Alpha Puppids

History

The discovery of this stream should be attributed to Ronald A. McIntosh (Auckland, New Zealand), who listed this stream in his 1935 paper, "An Index to Southern Meteor Showers." Based on two visual radiants detected in the period 1927-1934, the position was determined as α=117.5°, δ=-40.5°, while the duration was given as December 3-4.

C. Hoffmeister spent most of 1937 in South-West Africa, where he was part of an expedition to isolate meteor radiants in southern skies. Four possible Alpha Puppid radiants seem to have been detected: the first on December 6 (λ=253.5°) from α=125°, δ=-36°, another on the 8th (λ=255.6°) from α=124°, δ=-38°, a third on the 9th (λ=257.0°) from α=118°, δ=-45° and the final radiant on the 10th (λ=257.6°) from α=115 deg, δ=-40 deg. These observations seem to have offered the first hint that this stream produces a fairly diffuse radiant.

During the operation of radar equipment at Christchurch (New Zealand) during 1956, C. D. Ellyett and K. W. Roth detected activity from this radiant during 10 nights between November 17 and December 8. The resolution capability of the equipment was not especially high so that the α appeared to irregularly vary from 112° to 126°, while the δ fluctuated between -41° and -49°. The authors gave average radiant estimates of α=122°, δ=-45° for November 17-21, and α=120°, δ=-43° for November 27-December 8.

The Western Australia Meteor Section (WAMS) has recently obtained several excellent observations of this stream, which they refer to as the "N Puppids." In 1977, stream members were detected during December 2-6, with a maximum ZHR of 6.89+/-1.15 coming on December 2 from α=120°, δ=-43°. During 1978, activity was detected during November 25-December 6 and a maximum of 10 meteors per hour came on December 4/5 from an average radiant of α=118°, δ=-43°. The meteors were described as fast, with an average magnitude of 3.29 and a total of 2.2% left trains.

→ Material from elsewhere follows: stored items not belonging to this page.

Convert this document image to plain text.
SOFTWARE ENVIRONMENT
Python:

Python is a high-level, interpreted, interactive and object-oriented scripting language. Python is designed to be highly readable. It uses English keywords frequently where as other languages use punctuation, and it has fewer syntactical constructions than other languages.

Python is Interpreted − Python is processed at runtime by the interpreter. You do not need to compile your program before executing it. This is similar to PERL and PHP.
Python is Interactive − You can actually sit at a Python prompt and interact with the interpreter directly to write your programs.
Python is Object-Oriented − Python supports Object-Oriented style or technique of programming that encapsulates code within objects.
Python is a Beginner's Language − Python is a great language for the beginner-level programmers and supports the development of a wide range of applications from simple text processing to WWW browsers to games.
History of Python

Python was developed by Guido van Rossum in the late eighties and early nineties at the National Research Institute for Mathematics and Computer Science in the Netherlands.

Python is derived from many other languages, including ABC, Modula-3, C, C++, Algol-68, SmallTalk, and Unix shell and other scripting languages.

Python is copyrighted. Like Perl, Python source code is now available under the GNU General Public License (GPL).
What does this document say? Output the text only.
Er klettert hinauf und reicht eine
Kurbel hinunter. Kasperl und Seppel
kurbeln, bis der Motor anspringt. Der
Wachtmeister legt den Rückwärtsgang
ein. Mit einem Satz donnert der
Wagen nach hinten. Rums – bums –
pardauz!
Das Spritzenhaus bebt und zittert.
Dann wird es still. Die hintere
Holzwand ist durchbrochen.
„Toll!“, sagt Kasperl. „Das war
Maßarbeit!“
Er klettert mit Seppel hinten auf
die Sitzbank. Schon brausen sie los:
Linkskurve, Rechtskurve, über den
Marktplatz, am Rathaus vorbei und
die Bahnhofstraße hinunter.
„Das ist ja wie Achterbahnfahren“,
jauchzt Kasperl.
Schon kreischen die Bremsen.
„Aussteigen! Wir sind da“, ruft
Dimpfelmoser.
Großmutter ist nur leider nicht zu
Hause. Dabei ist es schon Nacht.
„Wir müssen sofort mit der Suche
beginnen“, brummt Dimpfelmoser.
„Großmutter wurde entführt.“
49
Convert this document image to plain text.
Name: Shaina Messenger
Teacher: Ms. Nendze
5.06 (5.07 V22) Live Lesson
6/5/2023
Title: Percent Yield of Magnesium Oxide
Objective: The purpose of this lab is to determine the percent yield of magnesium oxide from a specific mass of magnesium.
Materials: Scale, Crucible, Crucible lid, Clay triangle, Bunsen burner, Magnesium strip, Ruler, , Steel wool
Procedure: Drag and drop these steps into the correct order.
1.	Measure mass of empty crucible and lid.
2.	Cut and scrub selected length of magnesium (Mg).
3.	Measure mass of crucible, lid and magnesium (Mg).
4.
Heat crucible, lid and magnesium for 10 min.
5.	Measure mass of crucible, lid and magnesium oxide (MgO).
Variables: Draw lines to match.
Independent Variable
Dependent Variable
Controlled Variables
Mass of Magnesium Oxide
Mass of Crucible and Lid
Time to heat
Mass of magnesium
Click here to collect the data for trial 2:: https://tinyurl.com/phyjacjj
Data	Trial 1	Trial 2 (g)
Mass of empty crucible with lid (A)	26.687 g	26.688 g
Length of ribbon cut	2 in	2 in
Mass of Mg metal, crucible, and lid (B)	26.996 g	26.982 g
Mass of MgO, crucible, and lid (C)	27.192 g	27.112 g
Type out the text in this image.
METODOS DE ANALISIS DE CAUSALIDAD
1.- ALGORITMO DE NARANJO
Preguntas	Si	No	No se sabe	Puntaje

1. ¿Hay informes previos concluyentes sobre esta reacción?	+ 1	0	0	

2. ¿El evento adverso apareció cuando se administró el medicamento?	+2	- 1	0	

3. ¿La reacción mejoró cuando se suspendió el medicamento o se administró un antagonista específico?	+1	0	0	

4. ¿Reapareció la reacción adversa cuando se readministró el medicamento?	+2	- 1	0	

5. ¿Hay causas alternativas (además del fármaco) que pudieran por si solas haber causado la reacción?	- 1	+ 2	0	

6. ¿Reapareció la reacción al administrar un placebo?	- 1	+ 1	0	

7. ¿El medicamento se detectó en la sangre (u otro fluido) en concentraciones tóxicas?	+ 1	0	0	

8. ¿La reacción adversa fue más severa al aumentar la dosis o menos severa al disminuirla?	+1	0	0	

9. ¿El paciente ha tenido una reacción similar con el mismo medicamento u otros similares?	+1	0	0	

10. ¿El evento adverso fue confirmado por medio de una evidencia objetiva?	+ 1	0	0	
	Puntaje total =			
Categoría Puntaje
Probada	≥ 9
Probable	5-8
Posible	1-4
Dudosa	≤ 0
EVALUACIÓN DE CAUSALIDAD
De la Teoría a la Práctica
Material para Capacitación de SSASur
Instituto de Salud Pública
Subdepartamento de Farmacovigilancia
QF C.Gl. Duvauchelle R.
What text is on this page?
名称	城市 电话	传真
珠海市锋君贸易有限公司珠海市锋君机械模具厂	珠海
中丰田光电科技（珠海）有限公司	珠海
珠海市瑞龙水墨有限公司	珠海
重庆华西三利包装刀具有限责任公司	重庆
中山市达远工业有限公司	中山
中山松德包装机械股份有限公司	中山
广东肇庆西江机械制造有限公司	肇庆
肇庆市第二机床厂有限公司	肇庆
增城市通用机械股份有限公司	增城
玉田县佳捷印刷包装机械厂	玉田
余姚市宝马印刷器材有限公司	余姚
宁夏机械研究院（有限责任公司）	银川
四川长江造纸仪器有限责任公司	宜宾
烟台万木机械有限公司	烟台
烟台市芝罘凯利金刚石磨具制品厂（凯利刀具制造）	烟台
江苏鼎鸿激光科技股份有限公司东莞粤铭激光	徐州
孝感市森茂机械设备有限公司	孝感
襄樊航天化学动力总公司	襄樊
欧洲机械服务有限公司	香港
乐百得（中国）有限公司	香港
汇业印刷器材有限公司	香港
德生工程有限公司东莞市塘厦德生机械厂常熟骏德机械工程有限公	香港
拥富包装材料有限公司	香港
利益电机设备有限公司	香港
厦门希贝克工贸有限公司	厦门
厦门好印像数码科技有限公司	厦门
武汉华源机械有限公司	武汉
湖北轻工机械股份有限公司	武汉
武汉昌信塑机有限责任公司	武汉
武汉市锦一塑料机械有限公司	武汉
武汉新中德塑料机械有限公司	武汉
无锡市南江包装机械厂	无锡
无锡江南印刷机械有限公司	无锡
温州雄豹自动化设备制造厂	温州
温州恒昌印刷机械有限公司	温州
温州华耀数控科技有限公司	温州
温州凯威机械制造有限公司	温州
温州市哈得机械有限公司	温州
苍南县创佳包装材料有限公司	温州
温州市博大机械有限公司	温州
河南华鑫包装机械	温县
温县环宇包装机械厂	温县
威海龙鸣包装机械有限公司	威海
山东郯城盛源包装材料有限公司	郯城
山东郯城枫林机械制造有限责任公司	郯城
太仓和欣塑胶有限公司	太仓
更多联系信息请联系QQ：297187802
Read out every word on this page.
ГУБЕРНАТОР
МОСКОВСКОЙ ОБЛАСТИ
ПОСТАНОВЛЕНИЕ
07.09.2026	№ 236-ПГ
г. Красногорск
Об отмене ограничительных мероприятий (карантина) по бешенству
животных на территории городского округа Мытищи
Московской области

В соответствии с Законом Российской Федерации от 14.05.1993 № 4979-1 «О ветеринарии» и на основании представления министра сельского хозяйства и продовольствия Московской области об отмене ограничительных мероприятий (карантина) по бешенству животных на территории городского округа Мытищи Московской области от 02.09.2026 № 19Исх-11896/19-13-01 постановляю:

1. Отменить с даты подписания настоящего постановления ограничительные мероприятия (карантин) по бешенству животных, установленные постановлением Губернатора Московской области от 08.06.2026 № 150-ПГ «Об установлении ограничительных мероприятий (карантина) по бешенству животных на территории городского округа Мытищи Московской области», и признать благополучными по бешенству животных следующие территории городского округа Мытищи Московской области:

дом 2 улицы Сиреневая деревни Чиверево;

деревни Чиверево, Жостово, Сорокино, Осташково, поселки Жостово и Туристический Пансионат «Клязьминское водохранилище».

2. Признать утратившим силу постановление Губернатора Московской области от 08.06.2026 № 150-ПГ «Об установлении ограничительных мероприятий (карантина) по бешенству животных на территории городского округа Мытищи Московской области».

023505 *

The meteor colors tended to be blue-white or white.

The WAMS continued to observe this radiant during 1979 and 1980. In the former year, the duration of activity extended over the period of November 24-December 9. A maximum ZHR of 9.39+/-0.58 came on December 1 from α=116°, δ=-42°. In the latter year, observations revealed activity during November 29-December 15. The maximum ZHR reached 7.39+/-1.24 on December 5 from a radiant of α=128°, δ=-45°.